Por fim, para a terceira corrente, a conduta prevista no artigo 28 da Lei de Drogas, não seria considerada crime, mas sim, fato atípico. Isso se justifica, pois, a Lei 11.343/06 trata sobre medida educativa, e não sobre medidas punitivas; a desobediência da “pena” não acarreta em nenhuma consequência penal; segundo princípio da intervenção mínima, Direito Penal só deve ser aplicado como último recurso, tendo em vista que o que se pretende punir é a conduta e não o indivíduo, quando se tratar de resoluções que afetem os bens jurídicos mais importantes; e, no caso do porte de drogas para consumo pessoal, a saúde individual é um bem jurídico disponível, logo, a conduta não deve ser tida como crime.

4.1.      Discussão acerca da (des) criminalização e da (des) penalização da conduta inserta no art. 28 da Lei 11.343/2006

Em relação à natureza jurídica do artigo 28 da Lei de Drogas foram defendidas diferentes correntes. Para o Ministro Sepúlveda Pertence, esse artigo faz parte do Direito Penal e é “crime”; para Luiz Flávio Gomes, pertence ao Direito Penal, mas não é “crime”, e sim, uma infração penal sui generis; e, para Alice Bianchini, não faz parte do Direito Penal, mas sim, uma infração do Direito judicial sancionador, tanto quando a sanção alternativa é fixada em transação penal quanto quando imposta em sentença final. Daí podem ser feitas algumas conclusões acerca da (des) criminalização e da (des) penalização da conduta inserta no art. 28 da Lei 11.343/2006.

Para o Ministro Sepúlveda Pertence, houve mera despenalização, não se podendo falar em abolitio criminis. A 1ª Turma do Supremo Tribunal Federal, no Recurso Extraordinário 430.105 QO/RJ, em 13.02.2007, com argumentos apresentados pelo relator Ministro Sepúlveda Pertence, trouxe que:

Considerou-se que a conduta antes descrita neste artigo continua sendo crime sob a égide da lei nova, tendo ocorrido, isto sim, uma despenalização, cuja característica marcante seria a exclusão de penas privativas de liberdade como sanção principal ou substitutiva da infração penal. Afastou-se, também, o entendimento de parte da doutrina de que o fato, agora, constituir-se-ia infração penal sui generis, pois esta posição acarretaria sérias consequências, tais como a impossibilidade de a conduta ser enquadrada como ato infracional, já que não seria nem crime nem contravenção penal, e a dificuldade na definição do seu regime jurídico.
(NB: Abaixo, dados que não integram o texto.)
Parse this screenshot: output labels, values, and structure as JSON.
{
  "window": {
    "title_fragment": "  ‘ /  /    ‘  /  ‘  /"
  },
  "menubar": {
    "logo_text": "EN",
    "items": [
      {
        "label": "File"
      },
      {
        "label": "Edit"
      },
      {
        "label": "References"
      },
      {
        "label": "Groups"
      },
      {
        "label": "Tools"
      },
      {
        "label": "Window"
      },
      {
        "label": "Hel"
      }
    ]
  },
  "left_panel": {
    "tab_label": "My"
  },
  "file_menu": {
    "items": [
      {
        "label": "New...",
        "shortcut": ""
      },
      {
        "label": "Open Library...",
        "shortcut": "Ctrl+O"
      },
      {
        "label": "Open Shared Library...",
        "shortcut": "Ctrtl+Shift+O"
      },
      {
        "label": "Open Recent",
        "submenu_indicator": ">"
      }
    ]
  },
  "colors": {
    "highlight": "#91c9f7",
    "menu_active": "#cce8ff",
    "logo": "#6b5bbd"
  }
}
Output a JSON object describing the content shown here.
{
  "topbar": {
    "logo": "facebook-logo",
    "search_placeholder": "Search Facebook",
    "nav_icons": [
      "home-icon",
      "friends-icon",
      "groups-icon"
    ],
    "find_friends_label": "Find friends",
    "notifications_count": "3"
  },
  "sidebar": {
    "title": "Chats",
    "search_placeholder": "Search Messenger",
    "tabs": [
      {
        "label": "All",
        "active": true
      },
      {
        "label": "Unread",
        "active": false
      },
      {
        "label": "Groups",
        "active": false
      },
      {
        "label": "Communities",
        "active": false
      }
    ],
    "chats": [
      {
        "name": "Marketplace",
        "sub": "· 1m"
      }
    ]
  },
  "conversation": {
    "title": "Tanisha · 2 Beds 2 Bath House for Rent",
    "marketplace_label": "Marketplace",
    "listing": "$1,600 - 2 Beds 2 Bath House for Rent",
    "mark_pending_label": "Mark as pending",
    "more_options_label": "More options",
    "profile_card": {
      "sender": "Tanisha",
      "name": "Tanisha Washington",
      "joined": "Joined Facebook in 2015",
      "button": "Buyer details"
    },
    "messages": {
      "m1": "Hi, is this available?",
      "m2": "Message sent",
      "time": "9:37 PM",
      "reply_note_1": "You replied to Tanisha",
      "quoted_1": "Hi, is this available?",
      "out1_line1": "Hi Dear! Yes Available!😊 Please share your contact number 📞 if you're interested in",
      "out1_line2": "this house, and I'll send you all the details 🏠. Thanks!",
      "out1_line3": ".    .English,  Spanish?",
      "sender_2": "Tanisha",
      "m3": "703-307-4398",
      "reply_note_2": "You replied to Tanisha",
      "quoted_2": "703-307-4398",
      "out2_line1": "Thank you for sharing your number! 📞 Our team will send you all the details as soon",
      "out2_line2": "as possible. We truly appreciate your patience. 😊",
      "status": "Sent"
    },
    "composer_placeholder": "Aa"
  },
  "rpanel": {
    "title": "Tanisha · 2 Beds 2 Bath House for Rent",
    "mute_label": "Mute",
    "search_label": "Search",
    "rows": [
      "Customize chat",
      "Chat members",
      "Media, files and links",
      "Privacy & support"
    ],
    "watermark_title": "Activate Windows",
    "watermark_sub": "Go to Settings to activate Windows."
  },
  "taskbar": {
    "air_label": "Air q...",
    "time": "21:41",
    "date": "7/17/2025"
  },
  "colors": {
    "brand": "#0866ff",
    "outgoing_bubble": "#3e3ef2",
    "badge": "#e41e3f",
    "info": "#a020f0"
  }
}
Ademais, rejeitou-se o argumento de que o art.1º do DL 3.914/41 (Lei de Introdução ao Código Penal e à Lei de Contravenções Penais) seria óbice a que a nova lei criasse crime sem a imposição de pena de reclusão ou de detenção, uma vez que essa disposição apenas estabelece critério para a distinção entre crime e contravenção, o que não impediria que lei ordinária superveniente adotasse requisitos gerais da diferenciação ou escolhesse para determinado delito pena diversa da privação ou restrição de liberdade. Aduziu-se ainda, que, embora os termos da Nova Lei de Tóxicos não sejam inequívocos, não se poderia partir da premissa de mero equívoco na colocação das infrações relativas ao usuário em capítulo chamado “Dos Crimes e das Penas”. Por outro lado, salientou-se a previsão, como regra geral, do rito processual estabelecido pela Lei 0.099/95.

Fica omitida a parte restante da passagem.